We're currently discussing how to restrict access to bastion machines in production (not on the Phabricator tier, but the production system of our product). We want to be able to provide access to bastion machines based on assigning users in Phabricator to projects / tags. Ideally we want to be able to write a script on all of the bastion machines that updates the /root/.ssh/authorized_keys file on a regular basis and synchronises the public keys of users in Phabricator with that file (or alternatively, use the authorized keys command like Phabricator itself does).

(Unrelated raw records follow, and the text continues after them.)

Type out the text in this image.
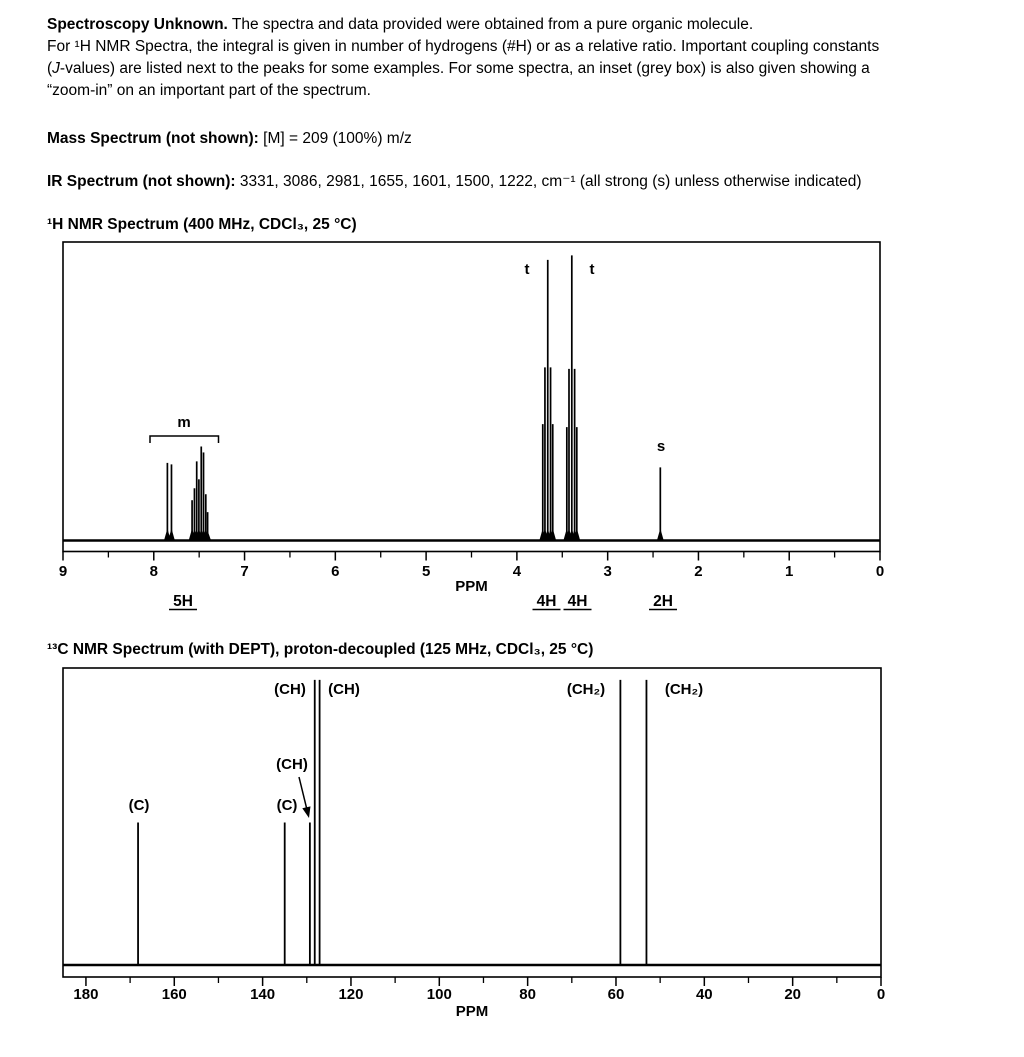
Spectroscopy Unknown. The spectra and data provided were obtained from a pure organic molecule.
For ¹H NMR Spectra, the integral is given in number of hydrogens (#H) or as a relative ratio. Important coupling constants
(J-values) are listed next to the peaks for some examples. For some spectra, an inset (grey box) is also given showing a
“zoom-in” on an important part of the spectrum.
Mass Spectrum (not shown): [M] = 209 (100%) m/z
IR Spectrum (not shown): 3331, 3086, 2981, 1655, 1601, 1500, 1222, cm⁻¹ (all strong (s) unless otherwise indicated)
¹H NMR Spectrum (400 MHz, CDCl₃, 25 °C)
¹³C NMR Spectrum (with DEPT), proton-decoupled (125 MHz, CDCl₃, 25 °C)
9	8	7	6	5	4	3	2	1	0
PPM
m
t	t
s
5H	4H 4H	2H
180	160	140	120	100	80	60	40	20	0
PPM
(C)	(C)
(CH)
(CH) (CH)	(CH₂)	(CH₂)
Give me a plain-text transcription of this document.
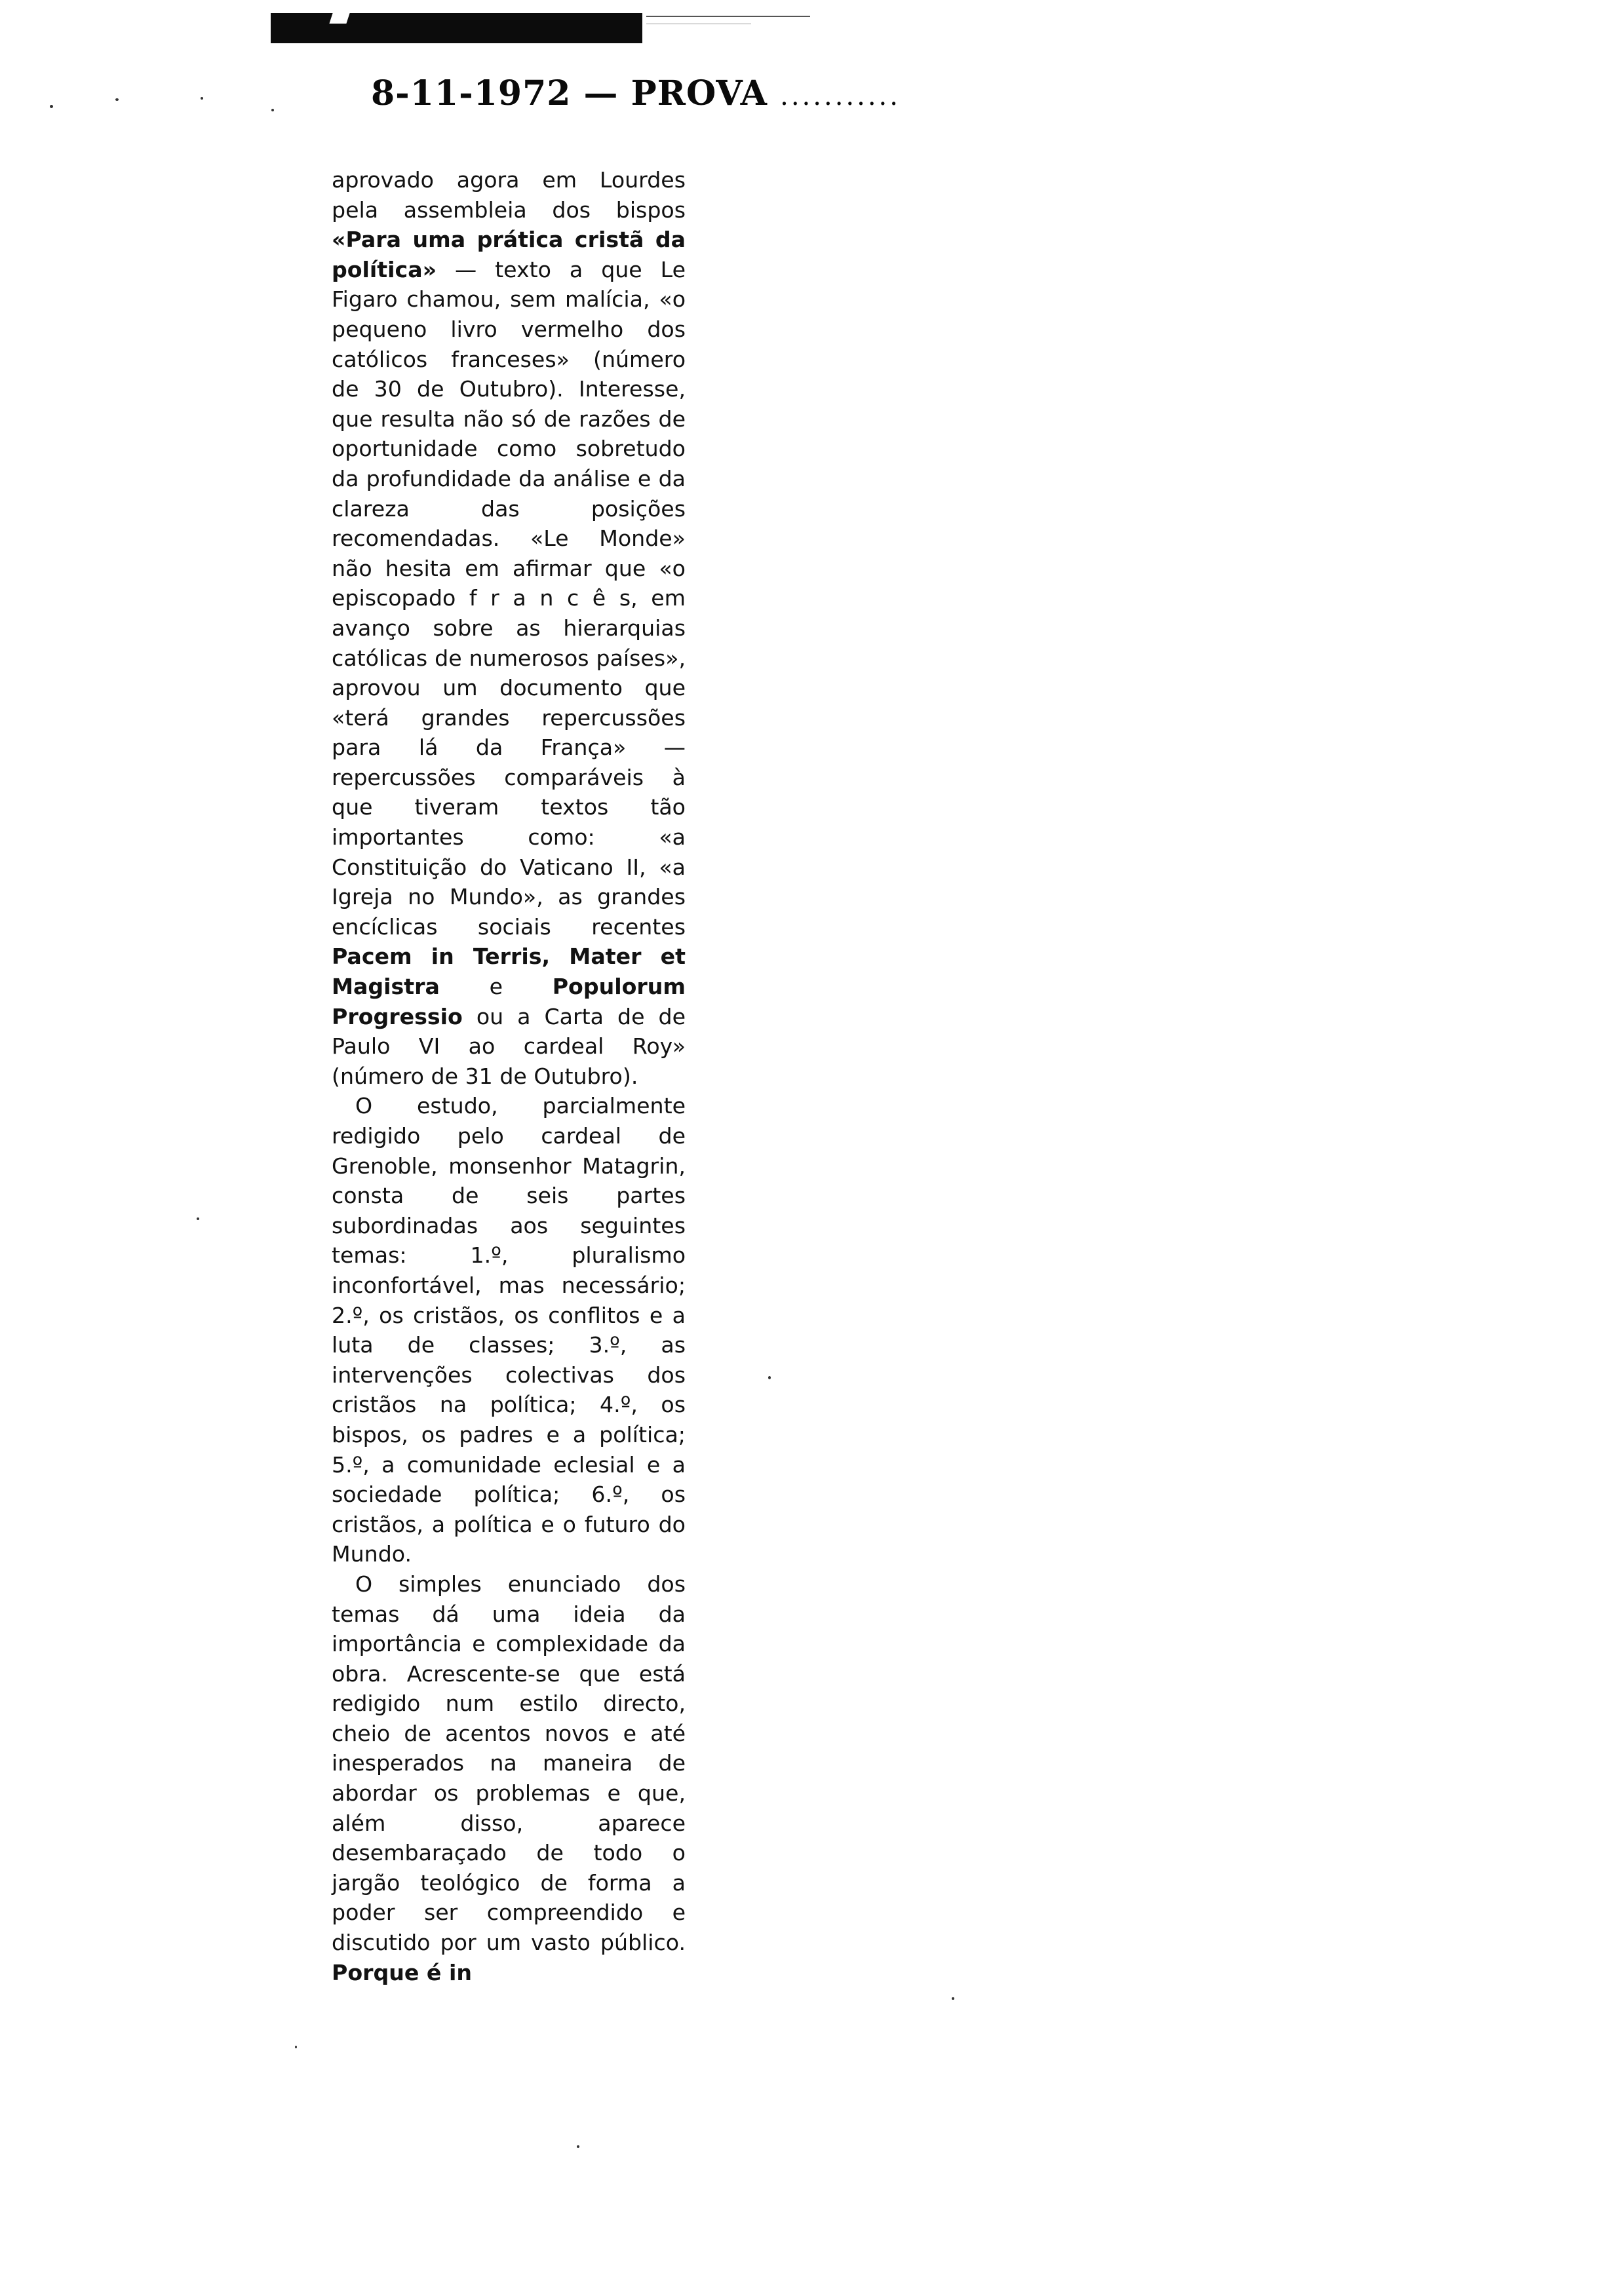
8-11-1972 — PROVA ...........

aprovado agora em Lourdes pela assembleia dos bispos «Para uma prática cristã da política» — texto a que Le Figaro chamou, sem malícia, «o pequeno livro vermelho dos católicos franceses» (número de 30 de Outubro). Interesse, que resulta não só de razões de oportunidade como sobretudo da profundidade da análise e da clareza das posições recomendadas. «Le Monde» não hesita em afirmar que «o episcopado f r a n c ê s, em avanço sobre as hierarquias católicas de numerosos países», aprovou um documento que «terá grandes repercussões para lá da França» — repercussões comparáveis à que tiveram textos tão importantes como: «a Constituição do Vaticano II, «a Igreja no Mundo», as grandes encíclicas sociais recentes Pacem in Terris, Mater et Magistra e Populorum Progressio ou a Carta de de Paulo VI ao cardeal Roy» (número de 31 de Outubro).

O estudo, parcialmente redigido pelo cardeal de Grenoble, monsenhor Matagrin, consta de seis partes subordinadas aos seguintes temas: 1.º, pluralismo inconfortável, mas necessário; 2.º, os cristãos, os conflitos e a luta de classes; 3.º, as intervenções colectivas dos cristãos na política; 4.º, os bispos, os padres e a política; 5.º, a comunidade eclesial e a sociedade política; 6.º, os cristãos, a política e o futuro do Mundo.

O simples enunciado dos temas dá uma ideia da importância e complexidade da obra. Acrescente-se que está redigido num estilo directo, cheio de acentos novos e até inesperados na maneira de abordar os problemas e que, além disso, aparece desembaraçado de todo o jargão teológico de forma a poder ser compreendido e discutido por um vasto público. Porque é in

Right now Phabricator provides an SSH public key store in the form of SSH keys associated with a user's account. This is almost what we need, but we can't designate some keys as "Git access for Phabricator" and other keys as "Production bastion keys". Obviously we don't want to be in a scenario where a user is using the same SSH key to access Git as they are to access bastion machines in production.
Alternatively we could use Passphrase, but there's no API for automatically creating passphrase entries, and the creation process would be clunky for a user to do manually - not only do they need to create / generate the key in Passphrase, but they also need to set the policies so the bastion machines can view the public components of the keys, and then they'd probably have to do some additional thing to put their username in the description field or something? So that the bastion machines know who is being authorized? Although this is possible, I think it'd be far easier for everyone if we could just use the current SSH public key store for users.
Ultimately our goal is to not only restrict who has access to the bastion machines, but also insert an command= option so that we can explicitly log the username of the person connecting into the system audit logs.